The Auburn City Council on April 21 approved a six-year contract with Axon Enterprise Inc. and Skydio to purchase and operate semi-autonomous Skydio X10 drones and docking stations for first-responder deployments.
Will Matthews, Public Safety Services executive director, told the council the contract covers four Skydio X10 drones, four docking stations and supporting software and services, with a cost listed in the agenda as $89,782.90 for year one and $180,543.66 per year thereafter for a six-year total of $992,501.20. Matthews said the package includes implementation, training, cellular connectivity, maintenance and an equipment refresh midway through the contract term.
Matthews said the system is designed to launch automatically from a pod and arrive on scene in under a minute in some cases, giving responding officers and incident commanders immediate aerial video. "We consider it a force multiplier," Matthews said. He added the drones have thermal sensors and parachute safety kits required for beyond-line-of-sight public-safety flights.
A presentation showed proposed pod locations—two docks at the Public Safety Building and two at Water Resource Management—and a coverage map that omits the airport control zone, where flights would require prior coordination with air-traffic control.
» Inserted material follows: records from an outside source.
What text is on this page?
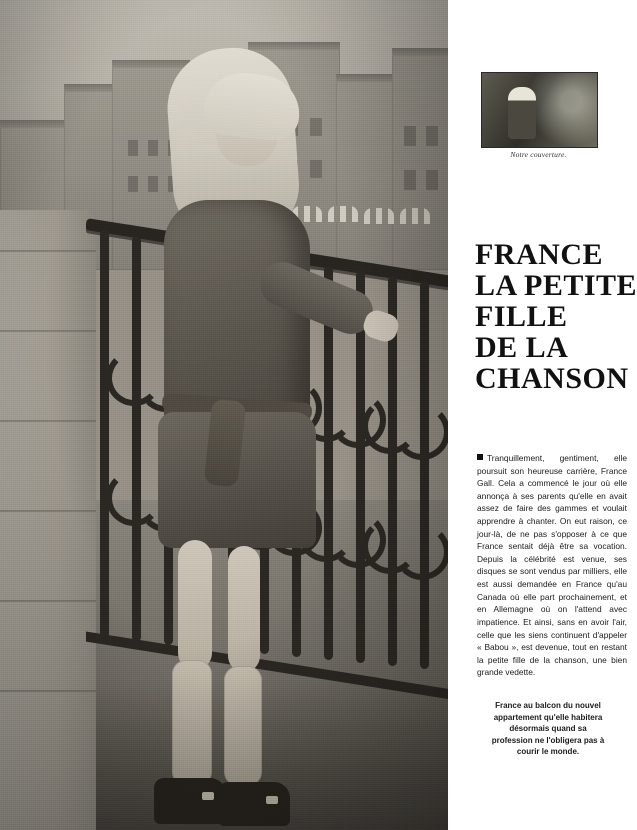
Notre couverture.
FRANCE
LA PETITE
FILLE
DE LA
CHANSON
Tranquillement, gentiment, elle poursuit son heureuse carrière, France Gall. Cela a commencé le jour où elle annonça à ses parents qu'elle en avait assez de faire des gammes et voulait apprendre à chanter. On eut raison, ce jour-là, de ne pas s'opposer à ce que France sentait déjà être sa vocation. Depuis la célébrité est venue, ses disques se sont vendus par milliers, elle est aussi demandée en France qu'au Canada où elle part prochainement, et en Allemagne où on l'attend avec impatience. Et ainsi, sans en avoir l'air, celle que les siens continuent d'appeler « Babou », est devenue, tout en restant la petite fille de la chanson, une bien grande vedette.
France au balcon du nouvel appartement qu'elle habitera désormais quand sa profession ne l'obligera pas à courir le monde.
Matthews said average X10 flight times are roughly 25 to 30 minutes and that the system is intended to supplement the city's existing aviation program, not replace it.
City staff emphasized officer safety and firefighter support as primary uses. "We can fly a drone there within 60 seconds and see that there's nothing around the pole," Matthews said, describing a use case for blue-light emergency phones on campus. Chief Harris and other staff said the technology has helped agencies locate suspects and find missing persons during tests.
Several council members asked about privacy and oversight. A council member said the devices must not be used to "spy on our citizens." Matthews described a public-facing "transparency window" that will publish flight dates, times and flight paths (but not call details or private addresses) so residents can see when and where the drones flew. He also said video captured by the drones will be integrated with the city's existing evidence system (evidence.com).
Matthews described operational controls to limit launches to specific call types and said the system is not intended for generalized surveillance or intelligence-gathering operations. He said drones can be set to launch for defined incidents (for example, robbery or burglary calls) and that a supervisor or dispatcher can authorize launches as needed.
After questions and a company demonstration video, the council voted by voice to approve the contract.
The contract now moves to implementation steps, including placement of pods, staff training and finalization of operational parameters that will determine which call types trigger autonomous launches.